See something like this lately “Text BISTRO to 555444 for a special offer”? It’s called Shortcode texting and I’ll explain how it works.
First, you probably noticed that the ‘phone number’ only has 6 digits, instead of 7. That’s because it’s not really a phone number, it’s a shortcode. Shortcodes are different from phone numbers, and wireless carriers (ex. Bell, Rogers, Telus) have a unique way of handling it when a text message is sent to a shortcode.
Before continuing let’s look at the word BISTRO . When it comes to shortcode texting, BISTRO is an example of a keyword. In order for shortcode texting to work, you must always have – a keyword, and a shortcode (of course). OK, moving on…

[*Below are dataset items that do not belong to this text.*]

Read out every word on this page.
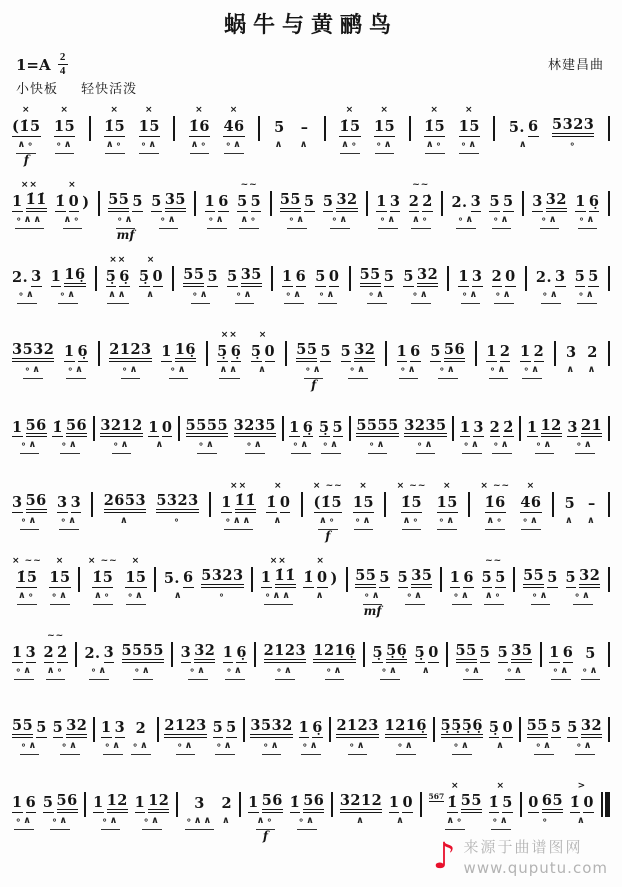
蜗牛与黄鹂鸟
1=A 2
4	林建昌曲
小快板 轻快活泼
×
(1̇5
∧∘
f
×
15
∘∧

×
1̇5
∧∘

×
15
∘∧

×
1̇6
∧∘

×
46
∘∧

5
∧

–
∧

×
1̇5
∧∘

×
15
∘∧

×
1̇5
∧∘

×
15
∘∧

5. 6
∧

5323
∘

××
1 1̇1̇
∘∧∧

×
1̇ 0 )
∧∘

55 5
∘∧
mf

5 35
∘∧

1 6
∘∧

~~
5 5
∧∘

55 5
∘∧

5 32
∘∧

1 3
∘∧

~~
2 2̇
∧∘

2. 3
∘∧

5 5
∘∧

3 32
∘∧

1 6̣
∘∧

2. 3
∘∧

1 16̣
∘∧

××
5̣ 6̣
∧∧

×
5̣ 0
∧

55 5
∘∧

5 35
∘∧

1 6
∘∧

5 0
∘∧

55 5
∘∧

5 32
∘∧

1 3
∘∧

2 0
∘∧

2. 3
∘∧

5 5
∘∧

3532
∘∧

1 6̣
∘∧

2123
∘∧

1 16̣
∘∧

××
5̣ 6̣
∧∧

×
5̣ 0
∧

55 5
∘∧
f

5 32
∘∧

1 6
∘∧

5 56
∘∧

1 2
∘∧

1 2
∘∧

3
∧

2
∧

1 56
∘∧

1̇ 56
∘∧

3212
∘∧

1 0
∧

5555
∘∧

3235
∘∧

1 6̣
∘∧

5̣ 5
∘∧

5555
∘∧

3235
∘∧

1 3
∘∧

2 2̇
∘∧

1 12
∘∧

3 21
∘∧

3 56
∘∧

3 3
∘∧

2653
∧

5323
∘

××
1 1̇1̇
∘∧∧

×
1̇ 0
∧

× ~~
(1̇5
∧∘
f
×
15
∘∧

× ~~
1̇5
∧∘

×
15
∘∧

× ~~
1̇6
∧∘

×
46
∘∧

5
∧

–
∧

× ~~
1̇5
∧∘

×
15
∘∧

× ~~
1̇5
∧∘

×
15
∘∧

5. 6
∧

5323
∘

××
1 1̇1̇
∘∧∧

×
1̇ 0 )
∧

55 5
∘∧
mf

5 35
∘∧

1 6
∘∧

~~
5 5
∧∘

55 5
∘∧

5 32
∘∧

1 3
∘∧

~~
2 2̇
∧∘

2. 3
∘∧

5555
∘∧

3 32
∘∧

1 6̣
∘∧

2123
∘∧

1216̣
∘∧

5̣ 5̣6̣
∘∧

5̣ 0
∧

55 5
∘∧

5 35
∘∧

1 6
∘∧

5
∘∧

55 5
∘∧

5 32
∘∧

1 3
∘∧

2
∘∧

2123
∘∧

5 5
∘∧

3532
∘∧

1 6̣
∘∧

2123
∘∧

1216̣
∘∧

5̣5̣5̣6̣
∘∧

5̣ 0
∧

55 5
∘∧

5 32
∘∧

1 6
∘∧

5 56
∘∧

1 12
∘∧

1 12
∘∧

3
∘∧∧

2
∧

1 56
∧∘
f

1̇ 56
∘∧

3212
∧

1 0
∧

×
567 1̇ 55
∧∘

×
1̇ 5
∘∧

0 65
∘

>
1̇ 0
∧

♪ 来源于曲谱图网
www.quputu.com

When you see a piece of marketing or call to action such as ‘Text BISTRO to 555444″ here’s how you respond:
- On your phone, open up a new blank text message
- In the “To:” field type: 555444 (instead of sending it to a specific person or regular phone number, you’ll simply type the indicated shortcode, in this example that is: 555444)
- In the message body section you’ll type only the keyword, exactly as it’s written (ex. BISTRO)
- Hit send!
What happens next is really neat, you will instantly, or almost instantly, receive an automatic text message reply. It’ll usually be some sort of special offer (ex. Show this text the next time you come in to save 20% on your purchase); most of the time you’ll know what to expect because the advertisement/call to action will include an explanation (ex. Text BISTRO to 555444 to save 20% on your purchase the next time you’re here) .
So, how does that work? In a nutshell, the keyword you typed and sent is connected to a unique text message auto-reply. When you send a text to a shortcode you are tapping that shortcode on the shoulder and asking for a response…as long as the shortcode knows the keyword it will deliver the response associated with that keyword.
Am I setting myself up to be SPAMMED/marketed to/harassed by some company if I do this? Nope. A lot of the time if you text in requesting a special offer from a company they will continue to send you more special offers a couple times a month or less BUT if you get tired of this you can simply reply to their text message with the word STOP and they will no longer be able to send you messages…unless you text their shortcode again in the future. So it’s super-easy to unsubscribe.
Shortcode texting is a highly regulated industry, in Canada the watchdog is the Canadian Wireless and Telecommunications Agency (CWTA). They require this easy opt-out process and keep their eye on companies that use shortcode texting to ensure they do not abuse it.